Video Demo: CS50P. Windy Grid
Description: The project is a 7x10 grid turn-based game with an element of stochasticity, where one player is an AI agent and another player is human.
- find an optimal path in grid environment with an element of stochasticity
- implementation of Expected SARSA algorithm inspired by Theoretical and Empirical Analysis of Expected Sarsa
- instead of a tabular approach for an Q-value function for educational purposes I decided to choose function approximation by neural network with no hidden layers
- exposed ability to train own agent by adjusting parameters such as learning rate, number of episodes, ratio for exploration and exploitation
- modification of Windy Gridworld environment to allow human to play with trained agent
📦project
┣ 📜README.md
┣ 📜W.pickle
┣ 📜main_menu.png
┣ 📜players.py
┣ 📜project.py
┣ 📜requirements.txt
┣ 📜test_project.py
┗ 📜windy.py
project.py
file contains main menu with different options and you can navigate between them
- Start a new game
- Train an agent.

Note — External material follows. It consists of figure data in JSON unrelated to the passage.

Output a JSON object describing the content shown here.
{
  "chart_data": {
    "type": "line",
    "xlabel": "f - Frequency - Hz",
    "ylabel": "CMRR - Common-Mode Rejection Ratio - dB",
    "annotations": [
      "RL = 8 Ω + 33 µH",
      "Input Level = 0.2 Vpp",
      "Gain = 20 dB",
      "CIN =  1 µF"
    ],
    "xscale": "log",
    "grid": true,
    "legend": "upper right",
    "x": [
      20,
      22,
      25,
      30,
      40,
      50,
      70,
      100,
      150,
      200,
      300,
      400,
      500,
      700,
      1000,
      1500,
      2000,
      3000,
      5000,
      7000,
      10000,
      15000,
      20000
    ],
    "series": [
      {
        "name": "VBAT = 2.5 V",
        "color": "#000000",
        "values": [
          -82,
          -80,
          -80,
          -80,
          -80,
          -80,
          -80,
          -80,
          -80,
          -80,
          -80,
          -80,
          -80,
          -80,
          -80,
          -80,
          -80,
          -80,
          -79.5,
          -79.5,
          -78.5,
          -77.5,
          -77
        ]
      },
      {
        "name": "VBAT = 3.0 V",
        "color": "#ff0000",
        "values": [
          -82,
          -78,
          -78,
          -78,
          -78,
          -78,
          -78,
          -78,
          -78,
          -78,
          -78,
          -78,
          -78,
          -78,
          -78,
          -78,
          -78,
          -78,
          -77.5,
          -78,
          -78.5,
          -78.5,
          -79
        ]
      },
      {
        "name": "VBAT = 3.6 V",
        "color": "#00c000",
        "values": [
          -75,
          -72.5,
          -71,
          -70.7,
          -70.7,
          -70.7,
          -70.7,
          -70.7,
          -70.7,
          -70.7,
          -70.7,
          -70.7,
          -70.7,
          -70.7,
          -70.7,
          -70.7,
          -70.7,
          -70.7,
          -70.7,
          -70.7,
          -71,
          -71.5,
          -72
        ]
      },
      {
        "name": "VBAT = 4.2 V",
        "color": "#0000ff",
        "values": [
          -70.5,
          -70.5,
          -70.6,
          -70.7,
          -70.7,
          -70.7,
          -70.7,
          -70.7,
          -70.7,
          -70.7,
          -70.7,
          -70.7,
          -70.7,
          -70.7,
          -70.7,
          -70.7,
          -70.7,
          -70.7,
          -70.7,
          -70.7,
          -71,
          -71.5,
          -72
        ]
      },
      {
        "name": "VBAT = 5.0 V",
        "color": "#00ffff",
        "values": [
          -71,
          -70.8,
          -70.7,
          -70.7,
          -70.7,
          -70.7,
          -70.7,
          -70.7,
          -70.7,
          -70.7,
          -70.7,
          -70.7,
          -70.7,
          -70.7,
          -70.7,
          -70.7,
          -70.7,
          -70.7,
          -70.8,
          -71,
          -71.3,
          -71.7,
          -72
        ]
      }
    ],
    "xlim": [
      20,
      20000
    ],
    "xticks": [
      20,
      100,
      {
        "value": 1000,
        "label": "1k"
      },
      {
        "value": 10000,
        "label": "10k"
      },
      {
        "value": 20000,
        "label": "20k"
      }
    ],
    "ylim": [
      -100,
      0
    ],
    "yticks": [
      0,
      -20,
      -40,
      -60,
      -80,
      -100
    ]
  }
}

Keep in mind if you want to train a new agent again from scratch it might take some time but you will be able to track this progress.
- Game rules
- Exit
Moreover, the functions to store and load the pre-trained agent from W.pickle
file to be able to play with a human player on a good enough level. Every time you start a game the trained agent will be loaded from this file.
Basic class Player and inherited from it Human and Agent are presented in players.py
and implement logic of picking actions, updating state on the grid and weights based on neural network approximation of Q-value calculated by Expected SARSA algorithm.
The windy.py
introduces a gridworld environment and exposes a render function to display the grid itself and player positions.